Besides the important findings obtained here, some limitations need to be addressed. First, a single IFN-γ blood quantification may not be sufficient to characterize the alteration of the immune response as a consequence of direct tobacco smoking. Therefore, it may be encouraging to detect and monitor several cytokines and cell populations in blood and bronchoalveolar lavage of individuals with an impaired immune system such as smokers. Second, the number of patients who stopped smoking included in this study is limited and may not be adequate to assess how smoke cessation would influence the immune response against M. tuberculosis (6 out of the 128 active TB patients who smoked stopped).
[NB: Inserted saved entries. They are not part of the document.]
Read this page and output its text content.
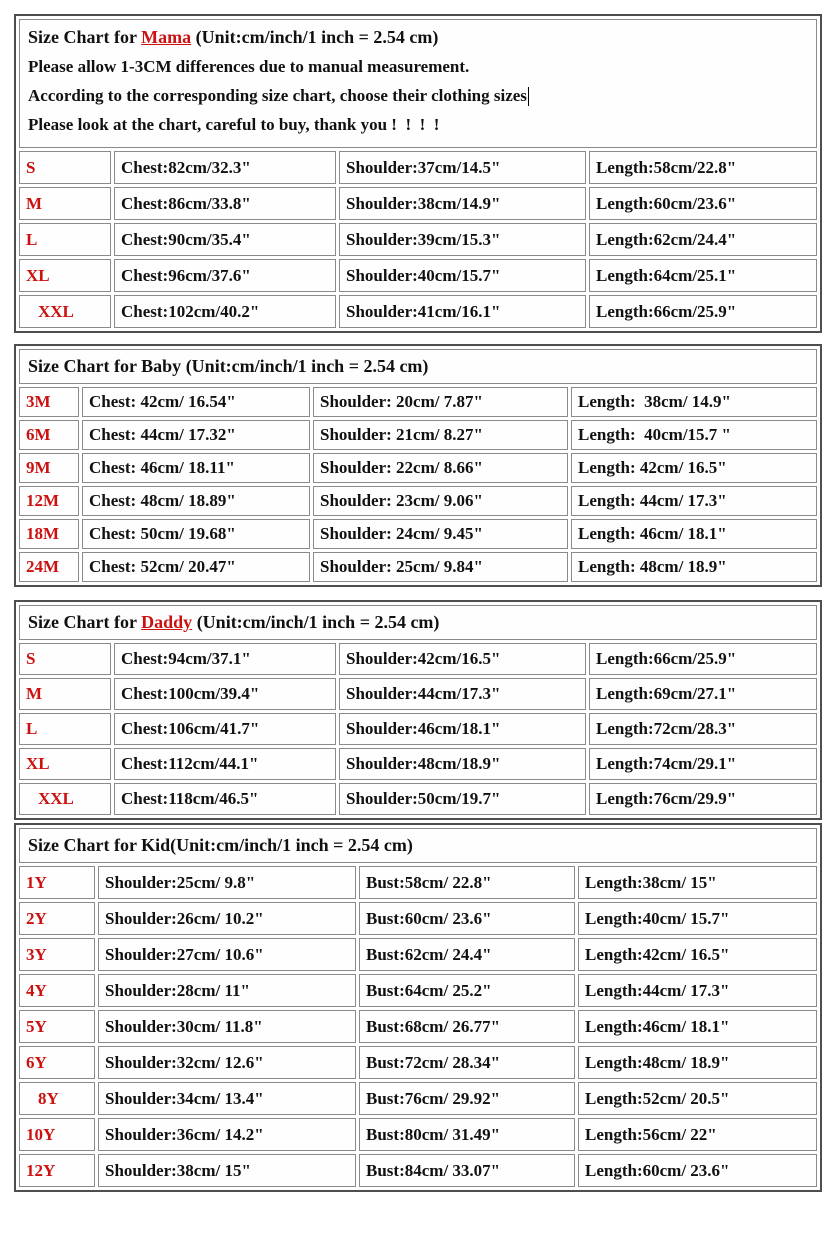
Size Chart for Mama (Unit:cm/inch/1 inch = 2.54 cm)
Please allow 1-3CM differences due to manual measurement.
According to the corresponding size chart, choose their clothing sizes
Please look at the chart, careful to buy, thank you !  !  !  !
S	Chest:82cm/32.3"	Shoulder:37cm/14.5"	Length:58cm/22.8"
M	Chest:86cm/33.8"	Shoulder:38cm/14.9"	Length:60cm/23.6"
L	Chest:90cm/35.4"	Shoulder:39cm/15.3"	Length:62cm/24.4"
XL	Chest:96cm/37.6"	Shoulder:40cm/15.7"	Length:64cm/25.1"
XXL	Chest:102cm/40.2"	Shoulder:41cm/16.1"	Length:66cm/25.9"
Size Chart for Baby (Unit:cm/inch/1 inch = 2.54 cm)
3M	Chest: 42cm/ 16.54"	Shoulder: 20cm/ 7.87"	Length:  38cm/ 14.9"
6M	Chest: 44cm/ 17.32"	Shoulder: 21cm/ 8.27"	Length:  40cm/15.7 "
9M	Chest: 46cm/ 18.11"	Shoulder: 22cm/ 8.66"	Length: 42cm/ 16.5"
12M	Chest: 48cm/ 18.89"	Shoulder: 23cm/ 9.06"	Length: 44cm/ 17.3"
18M	Chest: 50cm/ 19.68"	Shoulder: 24cm/ 9.45"	Length: 46cm/ 18.1"
24M	Chest: 52cm/ 20.47"	Shoulder: 25cm/ 9.84"	Length: 48cm/ 18.9"
Size Chart for Daddy (Unit:cm/inch/1 inch = 2.54 cm)
S	Chest:94cm/37.1"	Shoulder:42cm/16.5"	Length:66cm/25.9"
M	Chest:100cm/39.4"	Shoulder:44cm/17.3"	Length:69cm/27.1"
L	Chest:106cm/41.7"	Shoulder:46cm/18.1"	Length:72cm/28.3"
XL	Chest:112cm/44.1"	Shoulder:48cm/18.9"	Length:74cm/29.1"
XXL	Chest:118cm/46.5"	Shoulder:50cm/19.7"	Length:76cm/29.9"
Size Chart for Kid (Unit:cm/inch/1 inch = 2.54 cm)
1Y	Shoulder:25cm/ 9.8"	Bust:58cm/ 22.8"	Length:38cm/ 15"
2Y	Shoulder:26cm/ 10.2"	Bust:60cm/ 23.6"	Length:40cm/ 15.7"
3Y	Shoulder:27cm/ 10.6"	Bust:62cm/ 24.4"	Length:42cm/ 16.5"
4Y	Shoulder:28cm/ 11"	Bust:64cm/ 25.2"	Length:44cm/ 17.3"
5Y	Shoulder:30cm/ 11.8"	Bust:68cm/ 26.77"	Length:46cm/ 18.1"
6Y	Shoulder:32cm/ 12.6"	Bust:72cm/ 28.34"	Length:48cm/ 18.9"
8Y	Shoulder:34cm/ 13.4"	Bust:76cm/ 29.92"	Length:52cm/ 20.5"
10Y	Shoulder:36cm/ 14.2"	Bust:80cm/ 31.49"	Length:56cm/ 22"
12Y	Shoulder:38cm/ 15"	Bust:84cm/ 33.07"	Length:60cm/ 23.6"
However, results illustrated here strengthen the observation that quantity and length of tobacco smoking negatively impairs the immune system.
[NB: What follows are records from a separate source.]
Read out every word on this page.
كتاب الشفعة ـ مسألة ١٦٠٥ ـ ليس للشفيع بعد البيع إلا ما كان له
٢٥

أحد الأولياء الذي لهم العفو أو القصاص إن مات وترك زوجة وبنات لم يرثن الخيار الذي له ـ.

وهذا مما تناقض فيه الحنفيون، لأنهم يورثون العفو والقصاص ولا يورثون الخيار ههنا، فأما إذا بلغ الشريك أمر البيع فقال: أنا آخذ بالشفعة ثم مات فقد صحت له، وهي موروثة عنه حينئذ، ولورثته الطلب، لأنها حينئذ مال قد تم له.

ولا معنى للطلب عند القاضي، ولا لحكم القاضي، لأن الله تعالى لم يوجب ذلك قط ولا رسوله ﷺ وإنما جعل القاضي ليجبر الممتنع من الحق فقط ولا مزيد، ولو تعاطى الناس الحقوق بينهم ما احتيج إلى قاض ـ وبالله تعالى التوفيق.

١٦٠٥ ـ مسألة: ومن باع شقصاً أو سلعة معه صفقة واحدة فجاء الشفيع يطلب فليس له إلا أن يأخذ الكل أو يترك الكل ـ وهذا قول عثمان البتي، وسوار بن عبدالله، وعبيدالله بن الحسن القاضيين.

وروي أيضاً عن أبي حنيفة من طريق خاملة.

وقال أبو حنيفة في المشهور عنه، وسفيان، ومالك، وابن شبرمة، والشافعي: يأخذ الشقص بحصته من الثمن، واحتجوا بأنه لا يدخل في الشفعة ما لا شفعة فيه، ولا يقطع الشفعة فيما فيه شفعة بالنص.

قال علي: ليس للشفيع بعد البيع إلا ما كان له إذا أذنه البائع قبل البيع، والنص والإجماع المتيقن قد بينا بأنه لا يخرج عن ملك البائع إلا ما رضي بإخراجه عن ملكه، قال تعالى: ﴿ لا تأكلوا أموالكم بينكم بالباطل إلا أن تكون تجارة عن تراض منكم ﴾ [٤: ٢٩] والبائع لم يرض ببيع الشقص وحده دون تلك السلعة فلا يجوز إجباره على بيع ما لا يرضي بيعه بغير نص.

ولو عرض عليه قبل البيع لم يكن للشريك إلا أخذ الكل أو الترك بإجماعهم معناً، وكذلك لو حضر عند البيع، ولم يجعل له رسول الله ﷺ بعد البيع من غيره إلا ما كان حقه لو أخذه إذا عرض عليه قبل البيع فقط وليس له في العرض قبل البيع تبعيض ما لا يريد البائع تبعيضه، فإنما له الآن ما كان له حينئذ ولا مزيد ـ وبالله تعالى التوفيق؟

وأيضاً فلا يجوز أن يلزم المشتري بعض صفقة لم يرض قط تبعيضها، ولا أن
In conclusion, we here describe that (i) patients with active TB who smoke have a negative effect on radiological manifestations, sputum culture conversions in a dose-dependent manner, and treatment extension, (ii) tobacco smoke increases probability of false-negative IGRA results in active TB and LTBI patients due to decreased IFN-γ secretion, and (iii) IFN-γ response is affected by smoking being related with the pack-years consumption. Thus, this study adds further data about clinical performance according to tobacco smoke, which could help to explain and understand false-negative and indeterminate QFN-G-IT and T-SPOT.TB assays results on smokers. Furthermore, our data establish an association between tobacco and TB outcome due to a weaken host immune response caused by tobacco smoke. Advising smoke cessation and avoiding smoke exposure are two important measures for TB control [3, 42, 43]. Efforts to integrate smoking cessation interventions into TB directly DOT short-course have been performed improving the outcome of active TB patients [44, 45]. However, in spite of the efforts carried out in our study setting, only a low number of smoking patients with active TB quit tobacco smoking. Altogether making efforts on smoking cessation could improve quality life on TB patients and their clinical outcome of the disease.